The NOvA experiment's most recent search for eV-scale sterile neutrinos under a 3+1 model simultaneously analyses muon neutrino and neutral current datasets from the NuMI beam at its Near ($\sim$\qty{1}{km} baseline) and Far (\qty{810}{km} baseline) detectors to look for oscillations consistent with a sterile neutrino. The analysis is systematically limited in the region of parameter space where $Δm^2_{41} \gtrsim 1~\mathrm{eV}^2$. This region of parameter space is preferred by sterile neutrino interpretations of current experimental anomalies and so improving sensitivity here is high-priority. These proceedings present our current search strategy, and discusses future plans to include data from a second beamline, the Booster Neutrino Beam, to improve our sensitivity in systematics-dominated regions of parameter space.

Figures (7)

• Figure 1: Oscillation probabilities as a function of $L/E$ for NC (left) and muon neutrino (right) disappearance under three-flavour oscillations (black) and with oscillations under a 3+1 model with varying values of $\Delta m^2_{41}$. The shaded grey background corresponds to where the NOvA data lay in the ND, at low $L/E$ and in the FD, at higher $L/E$.
• Figure 2: 90% confidence level exclusion limits for NOvA's 2025 sterile neutrino analysis PhysRevLett.134.081804, presented in terms of $\Delta m^2_{41}$, and $\sin^2\theta_{24}$, $\sin^2\theta_{34}$, and $\sin^2\theta_{\mu\tau} = \sin^22\theta_{24}\sin^2\theta_{34}$, and compared with results from other experiments. The limits are world-leading in several regions of parameter space.

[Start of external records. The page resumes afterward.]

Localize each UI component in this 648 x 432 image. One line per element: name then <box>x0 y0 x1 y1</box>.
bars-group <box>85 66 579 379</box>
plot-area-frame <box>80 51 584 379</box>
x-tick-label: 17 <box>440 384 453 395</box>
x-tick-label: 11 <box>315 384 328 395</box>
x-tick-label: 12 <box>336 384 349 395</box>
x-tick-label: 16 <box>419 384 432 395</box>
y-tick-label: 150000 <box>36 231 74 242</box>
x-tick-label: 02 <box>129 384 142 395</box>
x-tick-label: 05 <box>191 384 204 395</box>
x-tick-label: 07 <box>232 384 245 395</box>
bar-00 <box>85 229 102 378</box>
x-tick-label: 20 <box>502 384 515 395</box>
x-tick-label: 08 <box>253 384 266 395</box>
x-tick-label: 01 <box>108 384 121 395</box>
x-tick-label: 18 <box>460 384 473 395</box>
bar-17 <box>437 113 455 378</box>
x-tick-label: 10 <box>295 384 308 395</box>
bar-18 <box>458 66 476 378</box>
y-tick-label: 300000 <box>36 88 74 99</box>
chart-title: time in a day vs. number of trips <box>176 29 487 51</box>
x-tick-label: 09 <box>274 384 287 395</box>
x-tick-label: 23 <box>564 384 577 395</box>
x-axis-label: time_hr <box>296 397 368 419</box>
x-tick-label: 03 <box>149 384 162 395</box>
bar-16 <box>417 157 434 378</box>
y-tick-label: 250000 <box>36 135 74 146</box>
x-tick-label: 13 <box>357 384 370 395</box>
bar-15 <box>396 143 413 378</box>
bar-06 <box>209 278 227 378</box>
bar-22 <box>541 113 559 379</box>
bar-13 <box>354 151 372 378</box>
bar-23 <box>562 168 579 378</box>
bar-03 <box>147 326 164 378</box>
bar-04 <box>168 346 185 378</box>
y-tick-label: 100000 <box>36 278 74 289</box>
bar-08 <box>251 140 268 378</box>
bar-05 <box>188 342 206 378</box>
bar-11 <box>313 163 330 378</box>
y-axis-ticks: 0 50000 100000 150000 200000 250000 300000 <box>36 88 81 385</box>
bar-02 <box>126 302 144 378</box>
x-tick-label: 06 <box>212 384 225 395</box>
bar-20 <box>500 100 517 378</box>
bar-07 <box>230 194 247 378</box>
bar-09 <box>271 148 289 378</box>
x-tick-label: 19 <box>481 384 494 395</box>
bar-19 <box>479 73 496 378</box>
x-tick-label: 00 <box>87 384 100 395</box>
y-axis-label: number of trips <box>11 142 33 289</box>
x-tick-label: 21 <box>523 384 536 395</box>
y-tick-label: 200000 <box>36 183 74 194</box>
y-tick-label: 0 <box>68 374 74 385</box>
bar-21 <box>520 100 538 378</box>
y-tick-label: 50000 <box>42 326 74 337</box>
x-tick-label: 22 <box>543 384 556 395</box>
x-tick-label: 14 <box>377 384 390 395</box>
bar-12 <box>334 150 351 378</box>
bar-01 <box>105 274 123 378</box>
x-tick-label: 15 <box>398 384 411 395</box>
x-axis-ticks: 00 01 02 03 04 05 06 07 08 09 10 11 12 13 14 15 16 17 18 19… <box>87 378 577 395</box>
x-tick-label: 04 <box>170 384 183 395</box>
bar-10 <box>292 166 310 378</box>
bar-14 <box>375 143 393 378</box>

• Figure 3: Schematic showing the layout of the two neutrino beams provided by Fermilab, the BNB and NuMI, along with the three currently operating neutrino oscillation experiments. The NOvA ND can see neutrinos from the BNB at an off-axis angle of around 160mrad (9.2°).
• Figure 4: Plot of mean time of each reconstructed "slice" in BNB triggered NOvA readout using a subset of the data taken. The peak beginning at 319.4 corresponds to the expected BNB arrival time, with the width of the distribution corresponding to the expected 1.6 beam arrival time distribution. Backgrounds are from cosmic rays.
• Figure 5: BNB neutrino flux at NOvA ND, separated by neutrino flavour (left), neutrino parent (right). The beam is primarily muon neutrinos, with subdominant contributions from muon neutrinos, electron neutrinos and electron antineutrinos. The beam is dual-peaked with the low-energy peak coming from neutrinos produced in $\pi$ decay, and the high-energy peak coming from neutrinos produced in $K$ decay.